Data/Events for the next week:
• It is a packed week of SA data where the money supply and PSCE data released this morning, which remained indicative of a subdued credit environment given pressure on household finances, will be followed by May trade and government budget data later today. The trade deficit is expected to remain wide on account of sluggish export traction and rising risks to the oil component of imports. Following this will be the Kagiso PMI, Naamsa vehicle sales and BER consumer confidence in the next two days, with productive sector growth still impacted negatively by demand factors and the strikes.

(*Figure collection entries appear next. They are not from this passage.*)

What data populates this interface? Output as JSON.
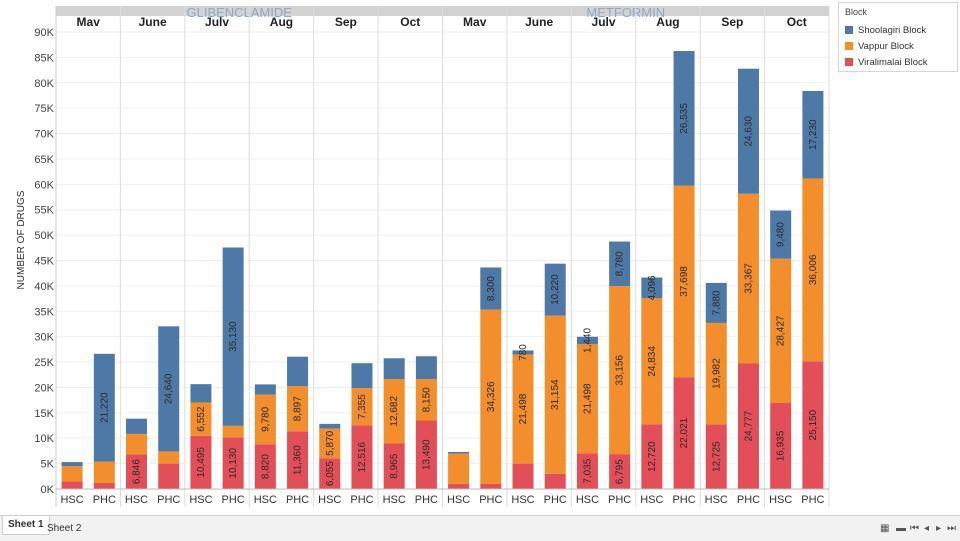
{
  "chart_data": {
    "type": "stacked-bar",
    "ylabel": "NUMBER OF DRUGS",
    "ylim": [
      0,
      90000
    ],
    "yticks": [
      0,
      5000,
      10000,
      15000,
      20000,
      25000,
      30000,
      35000,
      40000,
      45000,
      50000,
      55000,
      60000,
      65000,
      70000,
      75000,
      80000,
      85000,
      90000
    ],
    "ytick_labels": [
      "0K",
      "5K",
      "10K",
      "15K",
      "20K",
      "25K",
      "30K",
      "35K",
      "40K",
      "45K",
      "50K",
      "55K",
      "60K",
      "65K",
      "70K",
      "75K",
      "80K",
      "85K",
      "90K"
    ],
    "drugs": [
      "GLIBENCLAMIDE",
      "METFORMIN"
    ],
    "months": [
      "Mav",
      "June",
      "Julv",
      "Aug",
      "Sep",
      "Oct",
      "Mav",
      "June",
      "Julv",
      "Aug",
      "Sep",
      "Oct"
    ],
    "facility_labels": [
      "HSC",
      "PHC"
    ],
    "series_names": [
      "Viralimalai Block",
      "Vappur Block",
      "Shoolagiri Block"
    ],
    "colors": {
      "Viralimalai Block": "#e34f58",
      "Vappur Block": "#f28e2b",
      "Shoolagiri Block": "#4e79a7",
      "header": "#d2d2d2"
    },
    "bars": [
      {
        "drug": "GLIBENCLAMIDE",
        "month": "Mav",
        "facility": "HSC",
        "values": [
          1500,
          3000,
          800
        ],
        "labels": [
          "",
          "",
          ""
        ]
      },
      {
        "drug": "GLIBENCLAMIDE",
        "month": "Mav",
        "facility": "PHC",
        "values": [
          1200,
          4200,
          21220
        ],
        "labels": [
          "",
          "",
          "21,220"
        ]
      },
      {
        "drug": "GLIBENCLAMIDE",
        "month": "June",
        "facility": "HSC",
        "values": [
          6846,
          4000,
          3000
        ],
        "labels": [
          "6,846",
          "",
          ""
        ]
      },
      {
        "drug": "GLIBENCLAMIDE",
        "month": "June",
        "facility": "PHC",
        "values": [
          5000,
          2400,
          24640
        ],
        "labels": [
          "",
          "",
          "24,640"
        ]
      },
      {
        "drug": "GLIBENCLAMIDE",
        "month": "Julv",
        "facility": "HSC",
        "values": [
          10495,
          6552,
          3600
        ],
        "labels": [
          "10,495",
          "6,552",
          ""
        ]
      },
      {
        "drug": "GLIBENCLAMIDE",
        "month": "Julv",
        "facility": "PHC",
        "values": [
          10130,
          2300,
          35130
        ],
        "labels": [
          "10,130",
          "",
          "35,130"
        ]
      },
      {
        "drug": "GLIBENCLAMIDE",
        "month": "Aug",
        "facility": "HSC",
        "values": [
          8820,
          9780,
          2000
        ],
        "labels": [
          "8,820",
          "9,780",
          ""
        ]
      },
      {
        "drug": "GLIBENCLAMIDE",
        "month": "Aug",
        "facility": "PHC",
        "values": [
          11360,
          8897,
          5800
        ],
        "labels": [
          "11,360",
          "8,897",
          ""
        ]
      },
      {
        "drug": "GLIBENCLAMIDE",
        "month": "Sep",
        "facility": "HSC",
        "values": [
          6055,
          5870,
          900
        ],
        "labels": [
          "6,055",
          "5,870",
          ""
        ]
      },
      {
        "drug": "GLIBENCLAMIDE",
        "month": "Sep",
        "facility": "PHC",
        "values": [
          12516,
          7355,
          4900
        ],
        "labels": [
          "12,516",
          "7,355",
          ""
        ]
      },
      {
        "drug": "GLIBENCLAMIDE",
        "month": "Oct",
        "facility": "HSC",
        "values": [
          8965,
          12682,
          4100
        ],
        "labels": [
          "8,965",
          "12,682",
          ""
        ]
      },
      {
        "drug": "GLIBENCLAMIDE",
        "month": "Oct",
        "facility": "PHC",
        "values": [
          13490,
          8150,
          4500
        ],
        "labels": [
          "13,490",
          "8,150",
          ""
        ]
      },
      {
        "drug": "METFORMIN",
        "month": "Mav",
        "facility": "HSC",
        "values": [
          1000,
          6000,
          300
        ],
        "labels": [
          "",
          "",
          ""
        ]
      },
      {
        "drug": "METFORMIN",
        "month": "Mav",
        "facility": "PHC",
        "values": [
          1000,
          34326,
          8300
        ],
        "labels": [
          "",
          "34,326",
          "8,300"
        ]
      },
      {
        "drug": "METFORMIN",
        "month": "June",
        "facility": "HSC",
        "values": [
          5000,
          21498,
          780
        ],
        "labels": [
          "",
          "21,498",
          "780"
        ]
      },
      {
        "drug": "METFORMIN",
        "month": "June",
        "facility": "PHC",
        "values": [
          3000,
          31154,
          10220
        ],
        "labels": [
          "",
          "31,154",
          "10,220"
        ]
      },
      {
        "drug": "METFORMIN",
        "month": "Julv",
        "facility": "HSC",
        "values": [
          7035,
          21498,
          1440
        ],
        "labels": [
          "7,035",
          "21,498",
          "1,440"
        ]
      },
      {
        "drug": "METFORMIN",
        "month": "Julv",
        "facility": "PHC",
        "values": [
          6795,
          33156,
          8780
        ],
        "labels": [
          "6,795",
          "33,156",
          "8,780"
        ]
      },
      {
        "drug": "METFORMIN",
        "month": "Aug",
        "facility": "HSC",
        "values": [
          12720,
          24834,
          4096
        ],
        "labels": [
          "12,720",
          "24,834",
          "4,096"
        ]
      },
      {
        "drug": "METFORMIN",
        "month": "Aug",
        "facility": "PHC",
        "values": [
          22021,
          37698,
          26535
        ],
        "labels": [
          "22,021",
          "37,698",
          "26,535"
        ]
      },
      {
        "drug": "METFORMIN",
        "month": "Sep",
        "facility": "HSC",
        "values": [
          12725,
          19982,
          7880
        ],
        "labels": [
          "12,725",
          "19,982",
          "7,880"
        ]
      },
      {
        "drug": "METFORMIN",
        "month": "Sep",
        "facility": "PHC",
        "values": [
          24777,
          33367,
          24630
        ],
        "labels": [
          "24,777",
          "33,367",
          "24,630"
        ]
      },
      {
        "drug": "METFORMIN",
        "month": "Oct",
        "facility": "HSC",
        "values": [
          16935,
          28427,
          9480
        ],
        "labels": [
          "16,935",
          "28,427",
          "9,480"
        ]
      },
      {
        "drug": "METFORMIN",
        "month": "Oct",
        "facility": "PHC",
        "values": [
          25150,
          36006,
          17230
        ],
        "labels": [
          "25,150",
          "36,006",
          "17,230"
        ]
      }
    ]
  },
  "legend": {
    "title": "Block",
    "items": [
      {
        "label": "Shoolagiri Block",
        "color": "#4e79a7"
      },
      {
        "label": "Vappur Block",
        "color": "#f28e2b"
      },
      {
        "label": "Viralimalai Block",
        "color": "#e34f58"
      }
    ]
  },
  "sheets": {
    "sheet1": "Sheet 1",
    "sheet2": "Sheet 2"
  }
}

• Offshore there is a range of final PMI readings to take note of but the most important will be the US ISM manufacturing and services PMIs as a gauge for recovery potential post a heavily downwardly revised Q1 GDP figure. Also on the radar is the non-farm payrolls release as an integral factor in the Fed’s policy decisions.

Trade Weighted ZAR:

• The SARB’s new trade-weighted methodology will be effective from tomorrow, the start of July, the bank now using foreign trade statistics from the 2010-2012 period as opposed to the former 2003-2005 data. The magnitude of the revisions is significant and sees many emerging market peers enter into the calculation. It provides a more representative view on the rand’s trade-weighted standing and one factor that is interesting to note as a result is that the rand by these measures is not as weak year-to-date as it was under the old methodology, likely due to its EM peers having trended in a similar direction in an environment where offshore policy continues to be a major driver.

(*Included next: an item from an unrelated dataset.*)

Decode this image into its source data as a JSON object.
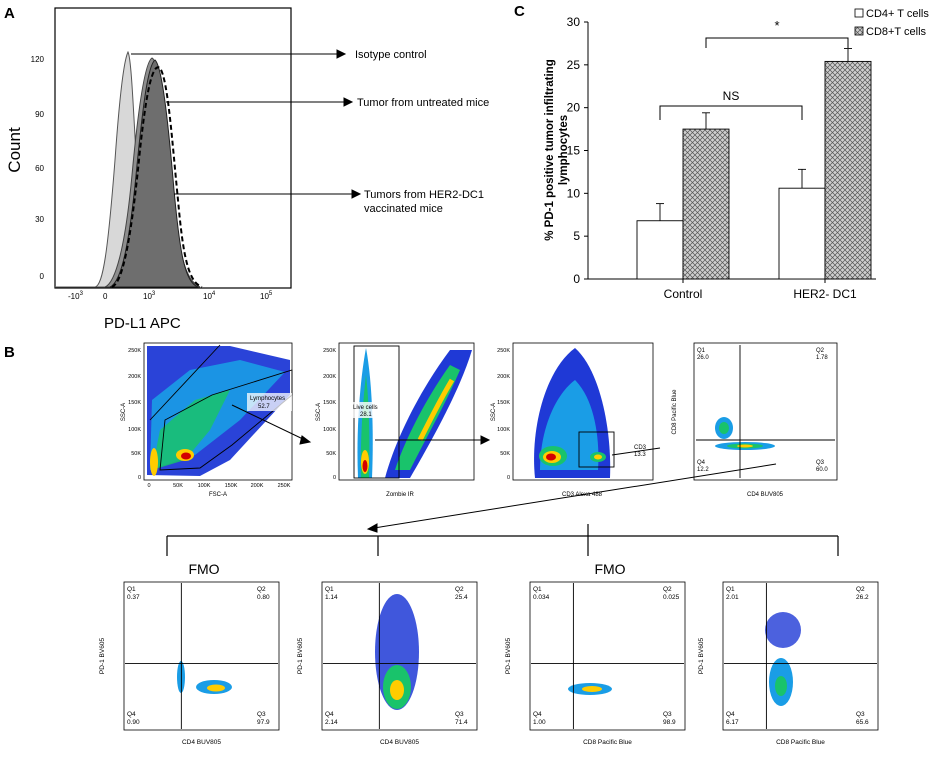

• Using the new methodology, the trade-weighted rand is now sitting 0.4% and 0.8% weaker on a month- and year-to-date basis respectively. This compares with a year-to-date depreciation of 0.6% the same time last week. Gains made against the USD, which have resulted from recent softness in the US data, have been more than offset by losses against the likes of the EUR, CNY and JPY and this is despite risk sentiment for the most part having benefitted EM currencies quite broadly over this time.
• It is concerning that the rand has failed to gain traction so shortly after data showing the Q1 current account deficit narrowing and given an end to the nearly half-year long platinum sector strike. It suggests that there is some doubt as to the sustainability of the current account improvement, with risk in this regard to be further alluded to by the trade data due later today, as well as the latest news of strike action beginning this week in the metals and engineering industries by Numsa. This provides the sense that rand fragilities have not significantly lessened which will remain the case under loose monetary policy conditions.